NORWAY – Twelve college students this week began a 1,300-mile walk from Augusta to Washington, D.C., to promote a controversial message – that people, especially politicians, cannot be Catholic and pro-abortion at the same time.
“Obviously, not everyone agrees with us, but we’re seeing a lot of support already,” said Jill Sanders, a college student from St. Louis, Mo.
The students arrived in Norway on Tuesday after traveling through Lewiston, and were walking in Bethel on Wednesday, on their way to Berlin and Manchester, N.H.
“We’re hitting all the big cities on our way down through Boston, New York, Philadelphia and finally Washington, D.C.,” said Patrick Yungwirth of College Park, Md.
The students, representing the American Life League’s Crusade for the Defense of our Catholic Church, wore red T-shirts with a lion’s crest. Sanders and Yungwirth both say they were recruited for the crusade by an ALL representative who visited their college campus.
The literature of the American Life League, based in Stafford, Va., states that it is the nation’s largest pro-life educational organization, with more than 375,000 supporting families.
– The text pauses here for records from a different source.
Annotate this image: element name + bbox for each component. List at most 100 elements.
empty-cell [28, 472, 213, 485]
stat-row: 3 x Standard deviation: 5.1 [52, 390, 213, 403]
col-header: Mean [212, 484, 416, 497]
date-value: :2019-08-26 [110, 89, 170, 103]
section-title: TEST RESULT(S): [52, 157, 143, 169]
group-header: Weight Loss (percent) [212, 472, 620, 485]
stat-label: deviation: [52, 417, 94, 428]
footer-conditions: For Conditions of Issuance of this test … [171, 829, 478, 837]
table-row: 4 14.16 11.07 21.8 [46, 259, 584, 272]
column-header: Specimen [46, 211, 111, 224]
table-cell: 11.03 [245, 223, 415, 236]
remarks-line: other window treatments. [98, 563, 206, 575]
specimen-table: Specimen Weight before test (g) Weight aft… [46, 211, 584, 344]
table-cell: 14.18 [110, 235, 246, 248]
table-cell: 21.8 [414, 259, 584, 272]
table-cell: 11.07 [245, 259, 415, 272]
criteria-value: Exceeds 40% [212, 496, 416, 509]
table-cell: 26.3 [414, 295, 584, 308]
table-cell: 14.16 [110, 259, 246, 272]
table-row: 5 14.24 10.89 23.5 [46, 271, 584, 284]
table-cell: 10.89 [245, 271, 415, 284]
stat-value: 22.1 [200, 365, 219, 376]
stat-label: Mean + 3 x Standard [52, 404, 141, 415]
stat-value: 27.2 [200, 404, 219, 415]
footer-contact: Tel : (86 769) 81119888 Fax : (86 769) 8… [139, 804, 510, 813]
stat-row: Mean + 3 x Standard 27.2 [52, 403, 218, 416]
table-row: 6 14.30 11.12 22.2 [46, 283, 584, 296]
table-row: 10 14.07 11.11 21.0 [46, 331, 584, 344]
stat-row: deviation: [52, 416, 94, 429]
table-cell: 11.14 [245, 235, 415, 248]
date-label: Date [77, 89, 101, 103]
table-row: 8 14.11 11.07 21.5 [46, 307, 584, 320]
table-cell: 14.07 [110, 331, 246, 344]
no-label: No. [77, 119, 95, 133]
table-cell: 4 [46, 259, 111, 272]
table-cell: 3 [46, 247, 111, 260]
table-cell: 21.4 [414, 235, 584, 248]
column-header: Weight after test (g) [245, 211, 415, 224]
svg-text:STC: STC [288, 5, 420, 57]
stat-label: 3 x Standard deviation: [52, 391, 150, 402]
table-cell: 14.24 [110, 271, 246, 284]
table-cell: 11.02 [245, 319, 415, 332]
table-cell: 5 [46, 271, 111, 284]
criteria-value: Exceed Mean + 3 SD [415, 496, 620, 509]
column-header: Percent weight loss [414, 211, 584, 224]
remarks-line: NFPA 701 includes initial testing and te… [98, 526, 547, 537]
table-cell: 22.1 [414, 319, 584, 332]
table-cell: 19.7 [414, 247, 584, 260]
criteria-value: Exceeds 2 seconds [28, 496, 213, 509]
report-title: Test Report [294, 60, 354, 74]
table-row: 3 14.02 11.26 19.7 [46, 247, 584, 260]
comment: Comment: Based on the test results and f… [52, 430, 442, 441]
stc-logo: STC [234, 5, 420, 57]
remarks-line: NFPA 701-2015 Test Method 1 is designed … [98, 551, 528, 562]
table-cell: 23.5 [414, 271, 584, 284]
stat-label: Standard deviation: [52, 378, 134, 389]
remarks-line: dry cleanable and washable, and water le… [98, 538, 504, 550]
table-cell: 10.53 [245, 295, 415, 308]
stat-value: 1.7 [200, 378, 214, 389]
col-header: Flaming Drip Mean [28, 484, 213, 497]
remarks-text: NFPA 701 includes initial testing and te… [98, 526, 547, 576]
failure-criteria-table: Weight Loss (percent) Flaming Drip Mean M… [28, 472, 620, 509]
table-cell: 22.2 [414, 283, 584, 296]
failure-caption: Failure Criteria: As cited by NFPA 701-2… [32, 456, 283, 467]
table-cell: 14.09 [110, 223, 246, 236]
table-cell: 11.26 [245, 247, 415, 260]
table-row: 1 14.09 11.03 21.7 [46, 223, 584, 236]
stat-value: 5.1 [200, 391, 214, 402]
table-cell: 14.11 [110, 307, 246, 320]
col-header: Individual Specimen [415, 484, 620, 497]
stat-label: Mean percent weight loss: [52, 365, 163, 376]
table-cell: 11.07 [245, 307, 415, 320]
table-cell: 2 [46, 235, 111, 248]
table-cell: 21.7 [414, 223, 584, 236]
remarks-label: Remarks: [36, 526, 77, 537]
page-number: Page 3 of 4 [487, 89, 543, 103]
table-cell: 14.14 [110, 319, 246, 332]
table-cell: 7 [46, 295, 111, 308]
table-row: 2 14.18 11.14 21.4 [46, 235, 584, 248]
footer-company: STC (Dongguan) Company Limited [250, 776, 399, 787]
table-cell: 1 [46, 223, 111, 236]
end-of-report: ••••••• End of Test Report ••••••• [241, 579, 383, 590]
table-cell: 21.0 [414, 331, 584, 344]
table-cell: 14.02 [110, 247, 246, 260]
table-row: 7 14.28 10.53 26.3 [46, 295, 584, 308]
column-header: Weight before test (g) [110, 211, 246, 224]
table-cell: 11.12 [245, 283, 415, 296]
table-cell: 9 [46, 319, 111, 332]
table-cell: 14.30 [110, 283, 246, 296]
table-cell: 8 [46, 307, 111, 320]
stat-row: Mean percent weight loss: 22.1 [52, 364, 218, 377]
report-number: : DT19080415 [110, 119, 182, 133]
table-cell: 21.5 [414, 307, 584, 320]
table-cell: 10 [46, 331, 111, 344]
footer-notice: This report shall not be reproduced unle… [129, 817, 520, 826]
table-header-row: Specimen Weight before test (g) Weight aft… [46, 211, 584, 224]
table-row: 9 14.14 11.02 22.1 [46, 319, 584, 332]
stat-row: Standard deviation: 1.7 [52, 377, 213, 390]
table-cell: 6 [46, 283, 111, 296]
For the past 16 months, the crusade has maintained that politicians who are pro-abortion Catholics, such as U.S. presidential candidate John Kerry, should not be allowed to receive Holy Communion.
“It goes against the teachings of the Catholic Church,” Sanders said.
She pointed out that Pope John Paul II, in his Evangelium Vitae, said that “those who are directly involved in lawmaking bodies have a grave and clear obligation to oppose any law that attacks human life. For them, as for every Catholic, it is impossible to promote such laws or to vote for them.”
The students carried with them a mock poster listing the names and photos of “Maine’s Deadly Ten,” including Maine Gov. John Baldacci and U.S. Sen. Susan Collins, state representatives and senators, who are “Wanted for wrongfully claiming Catholic faith” because of their pro-abortion stance.
Similar lists have been created for each state in the Northeast that the students plan to pass through. They will speak at Catholic churches, pray at abortion clinics and visit the offices of known pro-abortion Catholic politicians. They will also encourage bishops in each state to enforce the Vatican’s Canon 915, which the ALL says permits the church to deny giving the Holy Eucharist to those who “obstinately persist in manifest grave sin.”